Идеальный сын | страница 82
– Самолёт вылетел из Лондона по расписанию. Однако, как нам известно из записей разговоров пилотов в кабине, – рассказывает лектор, переводя взгляд с ведущей на камеру, будто не зная, куда смотреть, – командир воздушного судна всего через несколько минут после взлёта попросил второго пилота принести ему таблетки – якобы у него болела голова – и остался в кабине в одиночестве.
– По правилам, может ли второй пилот покидать кабину в ходе взлёта?
– Нет. Согласно Правилам воздушных перевозок, на протяжении всего полёта в кабине должны находиться два человека. Поэтому Управление гражданской авиации и признало компанию виновной в преступной халатности. Второй пилот должен был заподозрить неладное: ведь куда проще попросить другого члена экипажа достать обезболивающее из бортовой аптечки. Но, как известно, спорить он не стал и вышел. Далее, в связи с трагедией 11 сентября, двери кабины пилотов запираются изнутри. Командир воздушного судна воспользовался этим обстоятельством, и панель управления оказалась в полном его распоряжении.
– Нам также известно, что всего за месяц до катастрофы, – подхватывает ведущая, – врач отправил КВС – Филипа Кёртиса – на больничный из-за стрессового состояния. Франкфуртский рейс стал его первым после выхода на работу. В этой связи популярна версия, что Кёртис вернулся за штурвал только потому, что решил убить и себя, и всех на борту. Какие меры предпринимаются авиакомпаниями для обеспечения сохранности душевного здоровья работников?
В ушах громко, быстро стучит сердце. Ведущая и лектор всё еще бормочут что-то о халатности и самоубийстве, но я уже знаю, что сейчас будет. На экране внизу вспыхивает красная плашка. Белыми жирными буквами: «Новое в катастрофе под Тарроком: найдена предсмертная записка пилота».

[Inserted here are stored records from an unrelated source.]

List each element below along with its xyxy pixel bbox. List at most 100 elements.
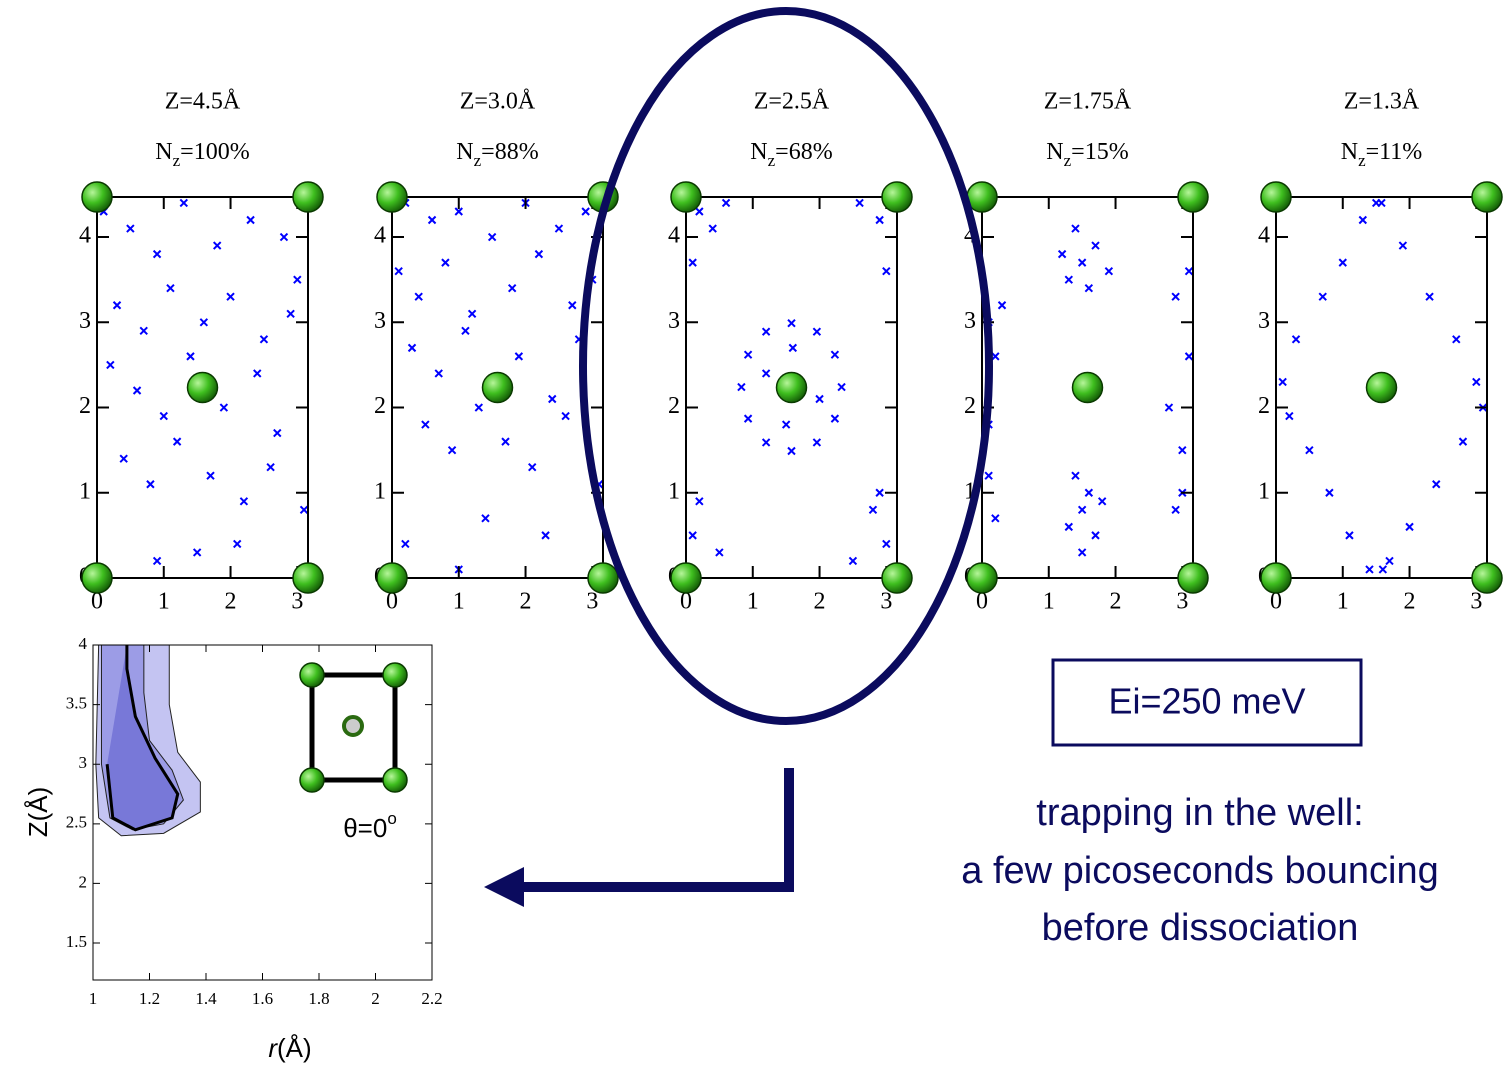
- point: [1339, 259, 1346, 266]
- x-tick-label: 3: [880, 589, 892, 615]
- point: [240, 498, 247, 505]
- point: [214, 242, 221, 249]
- x-tick-label: 1.6: [252, 989, 273, 1008]
- y-tick-label: 2: [79, 872, 88, 891]
- point: [294, 276, 301, 283]
- point: [813, 439, 820, 446]
- y-tick-label: 4: [79, 634, 88, 653]
- point: [1473, 378, 1480, 385]
- point: [449, 447, 456, 454]
- point: [475, 404, 482, 411]
- y-tick-label: 3: [79, 753, 88, 772]
- point: [1105, 268, 1112, 275]
- atom: [588, 563, 618, 593]
- point: [535, 251, 542, 258]
- arrow-head: [484, 867, 524, 907]
- point: [200, 319, 207, 326]
- point: [1399, 242, 1406, 249]
- x-tick-label: 1: [89, 989, 98, 1008]
- point: [716, 549, 723, 556]
- y-tick-label: 4: [374, 223, 386, 249]
- point: [582, 208, 589, 215]
- point: [469, 310, 476, 317]
- point: [107, 361, 114, 368]
- x-tick-label: 1.2: [139, 989, 160, 1008]
- point: [1366, 566, 1373, 573]
- point: [788, 320, 795, 327]
- y-tick-label: 2: [964, 393, 976, 419]
- point: [849, 557, 856, 564]
- panel-subtitle: Nz=68%: [750, 139, 832, 170]
- x-tick-label: 2: [1110, 589, 1122, 615]
- point: [442, 259, 449, 266]
- subtitle-base: N: [1341, 139, 1358, 165]
- y-tick-label: 1: [374, 478, 386, 504]
- atom: [1073, 373, 1103, 403]
- point: [429, 217, 436, 224]
- caption-line: before dissociation: [1042, 907, 1359, 949]
- point: [1426, 293, 1433, 300]
- point: [883, 540, 890, 547]
- point: [489, 234, 496, 241]
- point: [1286, 413, 1293, 420]
- panel-subtitle: Nz=11%: [1341, 139, 1423, 170]
- y-tick-label: 2: [374, 393, 386, 419]
- point: [696, 208, 703, 215]
- point: [280, 234, 287, 241]
- caption-line: a few picoseconds bouncing: [961, 850, 1438, 892]
- point: [409, 344, 416, 351]
- point: [254, 370, 261, 377]
- atom: [300, 768, 324, 792]
- y-tick-label: 1: [668, 478, 680, 504]
- x-tick-label: 2.2: [421, 989, 442, 1008]
- point: [1433, 481, 1440, 488]
- point: [569, 302, 576, 309]
- point: [415, 293, 422, 300]
- point: [999, 302, 1006, 309]
- point: [1059, 251, 1066, 258]
- point: [234, 540, 241, 547]
- point: [1459, 438, 1466, 445]
- point: [1306, 447, 1313, 454]
- point: [515, 353, 522, 360]
- point: [783, 421, 790, 428]
- point: [455, 208, 462, 215]
- caption-line: trapping in the well:: [1036, 792, 1363, 834]
- x-tick-label: 1: [158, 589, 170, 615]
- x-tick-label: 3: [1470, 589, 1482, 615]
- point: [1179, 447, 1186, 454]
- point: [723, 199, 730, 206]
- point: [509, 285, 516, 292]
- point: [462, 327, 469, 334]
- point: [1172, 506, 1179, 513]
- angle-label: θ=0o: [343, 809, 397, 842]
- point: [555, 225, 562, 232]
- panel-subtitle: Nz=88%: [456, 139, 538, 170]
- panel-title: Z=4.5Å: [165, 89, 241, 115]
- subtitle-rest: =68%: [775, 139, 833, 165]
- point: [831, 351, 838, 358]
- point: [1079, 259, 1086, 266]
- y-tick-label: 4: [79, 223, 91, 249]
- atom: [1472, 182, 1502, 212]
- y-tick-label: 4: [1258, 223, 1270, 249]
- point: [562, 413, 569, 420]
- point: [1085, 285, 1092, 292]
- point: [1185, 268, 1192, 275]
- point: [992, 515, 999, 522]
- point: [869, 506, 876, 513]
- point: [1319, 293, 1326, 300]
- point: [227, 293, 234, 300]
- point: [274, 430, 281, 437]
- point: [435, 370, 442, 377]
- x-tick-label: 1: [1043, 589, 1055, 615]
- point: [1359, 217, 1366, 224]
- y-tick-label: 3: [668, 308, 680, 334]
- point: [402, 540, 409, 547]
- point: [1453, 336, 1460, 343]
- angle-base: θ=0: [343, 813, 387, 843]
- point: [816, 396, 823, 403]
- point: [789, 344, 796, 351]
- y-tick-label: 2.5: [66, 813, 87, 832]
- x-tick-label: 2: [371, 989, 380, 1008]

В горле ком, глаза застилают слёзы, но всё равно видно, что картинка на экране поменялась: теперь показывают любительскую съёмку. Как я и ожидала.
Смаргиваю слёзы, чувствуя, как меня засасывает в тот понедельник, словно в слив в ванной – последние капли воды. В саду тлеет костёр, дым от него всё цепляет за горло. С кухни доносится жужжание чайника и бормотание констебля Гринвуд, которая разговаривает со своим коллегой, тем, с серым лицом и слезами в глазах. Где-то в доме звонит телефон.
И вот теперь экран телевизора заполнили нечёткие кадры ясного неба. Вот изображение размывается: это оператор-любитель делает крупный план самолёта. Тот летит низко, но поднимается всё выше и выше. А потом перестаёт. Ныряет носом вперёд, устремляясь к земле. Камера дрожит, когда самолёт исчезает в огненном шаре и чёрном дыме. Снимающий пронзительно орёт, но я стараюсь не замечать, я думаю только о тебе, как согнулся в кресле, руки на затылке. Как же страшно тебе, наверное, было. О чём ты думал в последние секунды жизни? О тех, кто после тебя останется, жене, сыне.